Monday, July 27, 2020

Huh.

The long-term survival of slave systems did not depend upon daily displays of terror or force, though obviously displays of power and the threat of dire punishment were always in the background.

No, slaveholders were smarter than that: divide and rule, giving some status, privilege and prestige, made it endure.
Even the most brutal of slaveholders were therefore compelled to develop a sophisticated system of management that exploited the most human aspirations and fears of the people they dominated.

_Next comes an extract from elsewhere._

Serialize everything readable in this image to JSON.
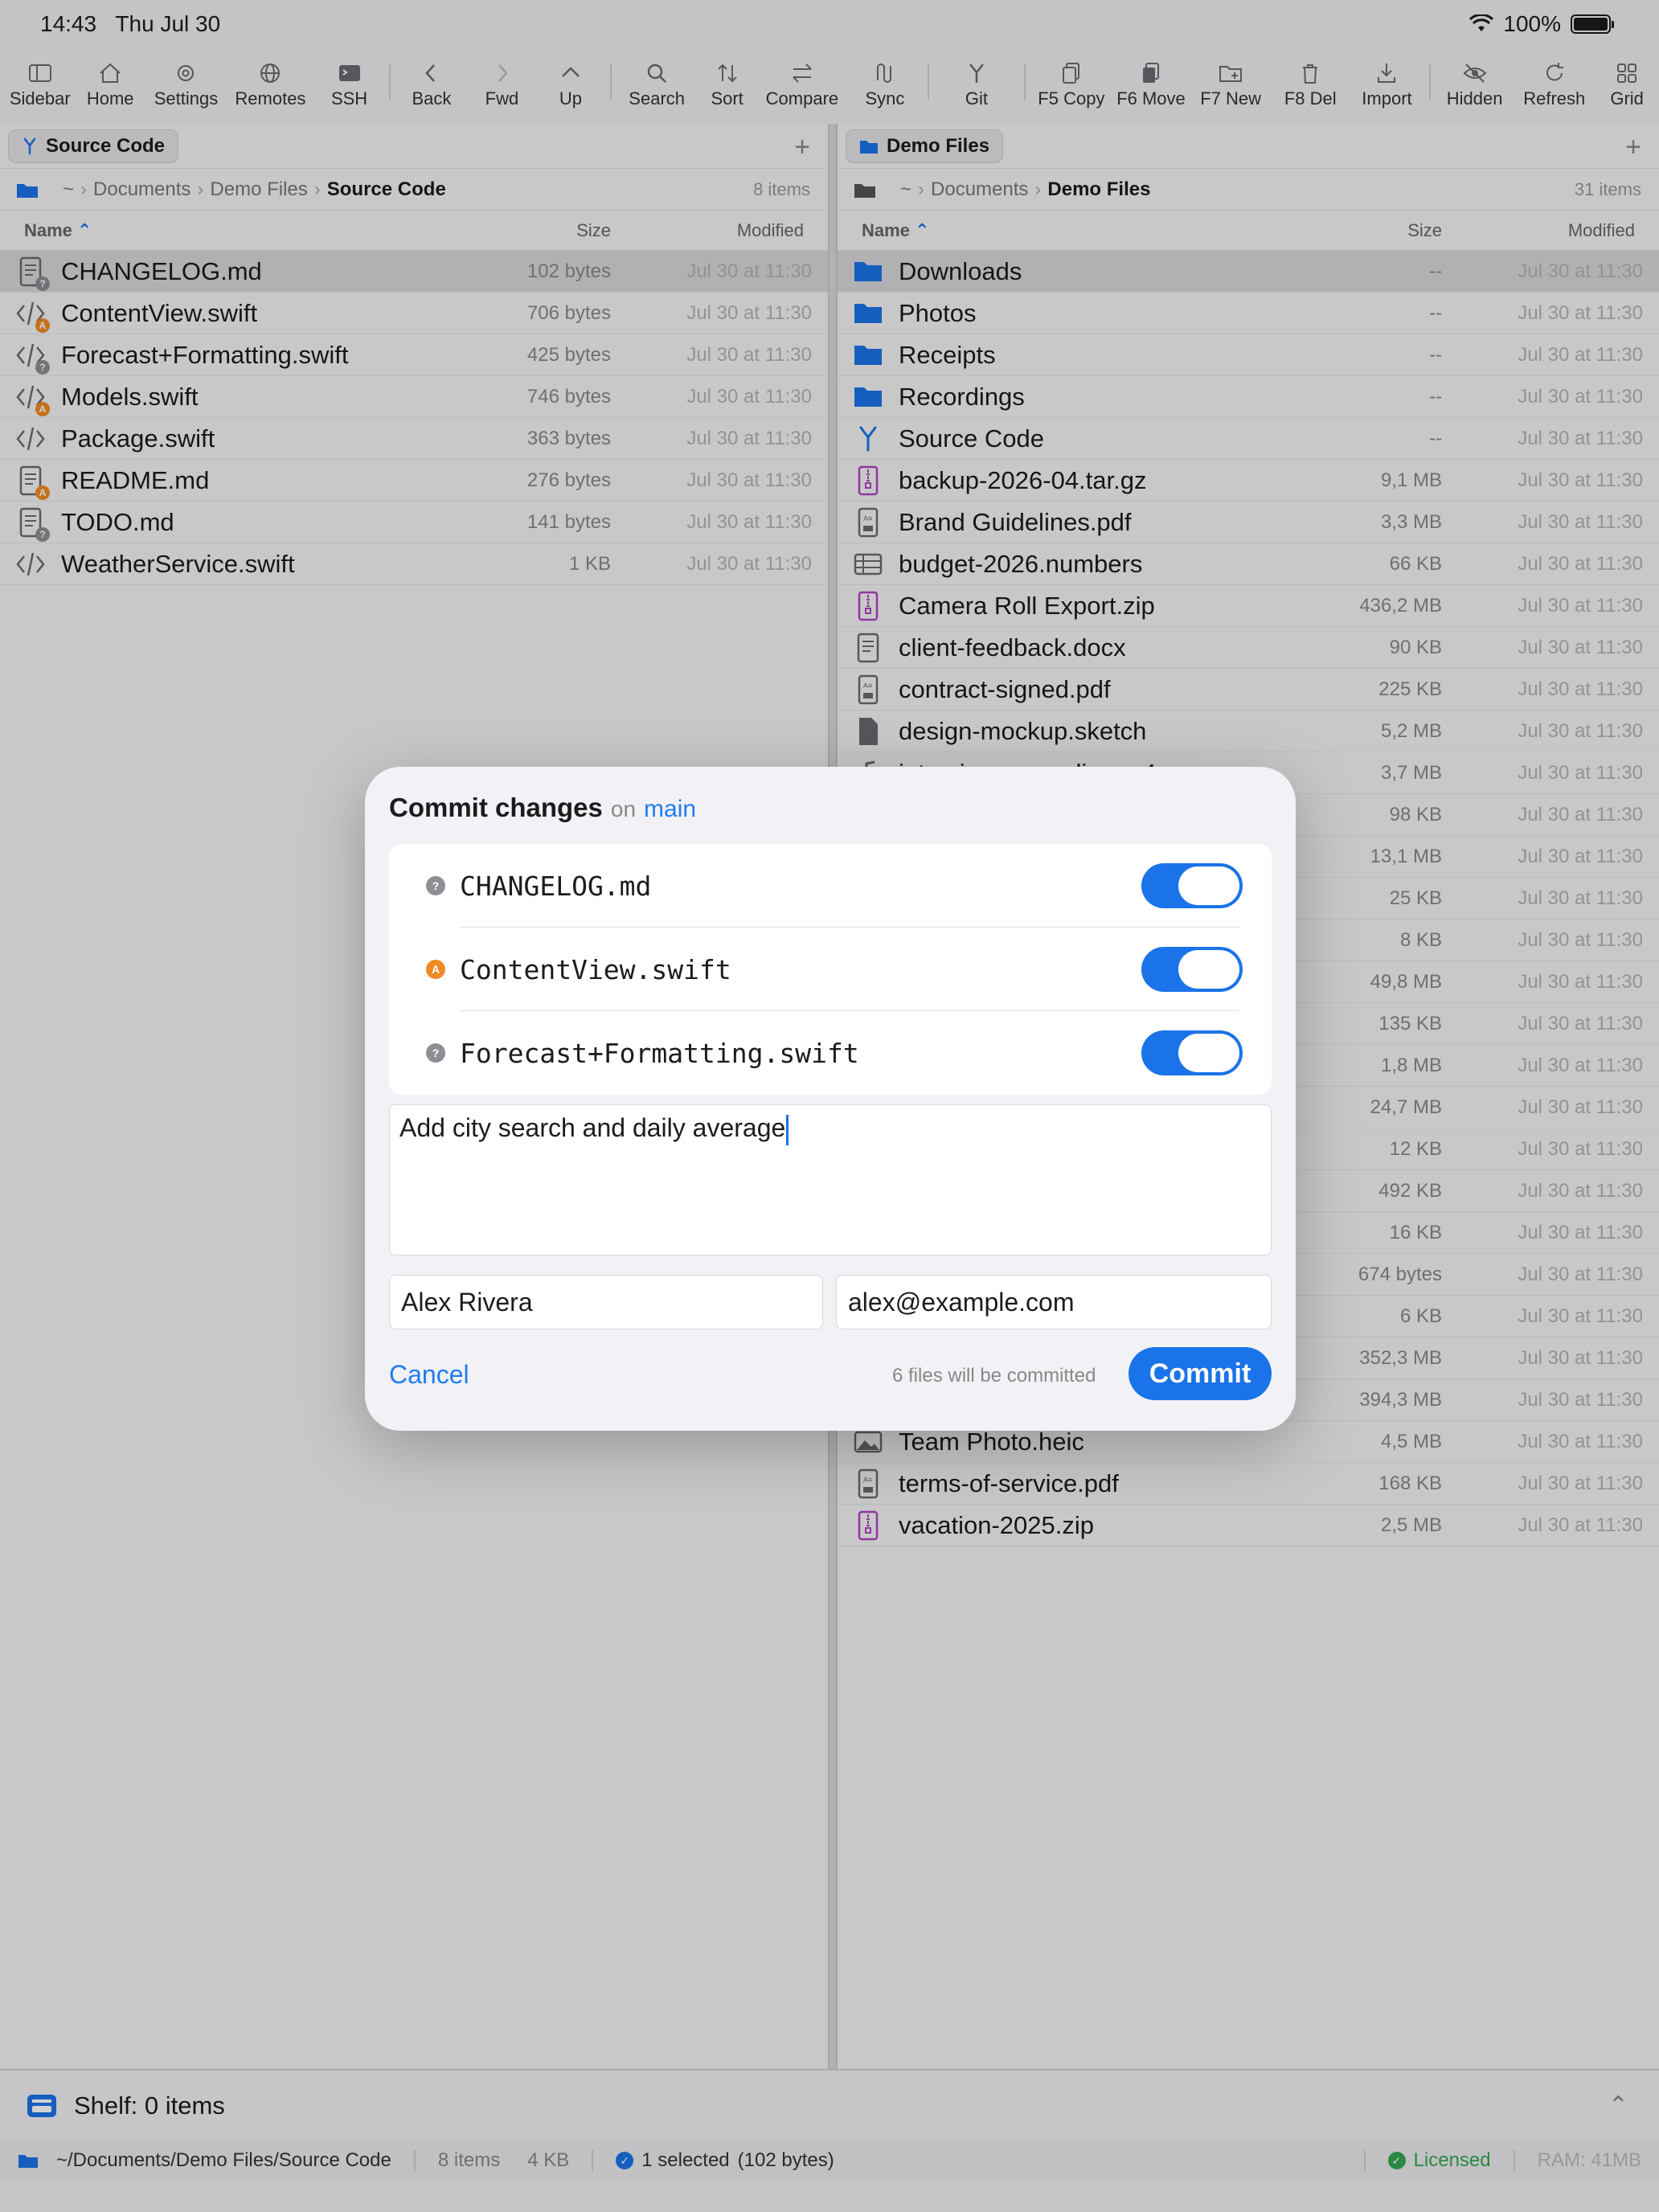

Creating divisions between slaves was essential to this. Enslaved people outnumbered free whites in the British Caribbean. In Jamaica the ratio was higher than 10 to one, and on some big plantations it was about 100 to one. Managers therefore needed to divide slaves in order to rule over them. The slave trade from Africa provided them with one opportunity. As a manager of several large Jamaican sugar estates remarked in 1804, it was a general policy to ‘have the Negroes on an estate a mixture of nations so as to balance one set against another, to be sure of having two-thirds join the whites’ (in the event of an uprising). The theory behind this was that enslaved people from one African ‘nation’ would refuse to join rebellions plotted by those from others, or by creole (locally born) slaves, choosing instead to serve their white masters in the hope of rewards for loyal service.

Privileging some enslaved people above others was another effective means of sowing discord. Slaveholders encouraged complex social hierarchies on the plantations that amounted to something like a system of ‘class’. At the top of plantation slave communities in the sugar colonies of the Caribbean were skilled men, trained up at the behest of white managers to become sugar boilers, blacksmiths, carpenters, coopers, masons and drivers. Such men were, in general, materially better-off than field slaves (most of whom were women), and they tended to live longer.

The most important members of this enslaved elite were the drivers, responsible for enforcing discipline and work routines among the other enslaved workers. These men were essential to effective plantation management – a conduit for orders and, sometimes, for negotiations between white overseers and the massed ranks of field workers. They were also among the strongest survivors of the system.

The privileges conferred on the enslaved elite came in several forms: better food, more food, better clothing, more clothing, better and bigger housing, even the prospect (in some rare cases) that a master might use his last will and testament to free them.

Now, it is possible that a crude, nuance-impaired cynic might see something similar in the confluence of the divisions instilled by identity politics and the dispensation of privileges via governmental and corporate largess, all occurring while power and wealth are increasingly-centralized on a global scale.

But such persons can be dismissed out of hand.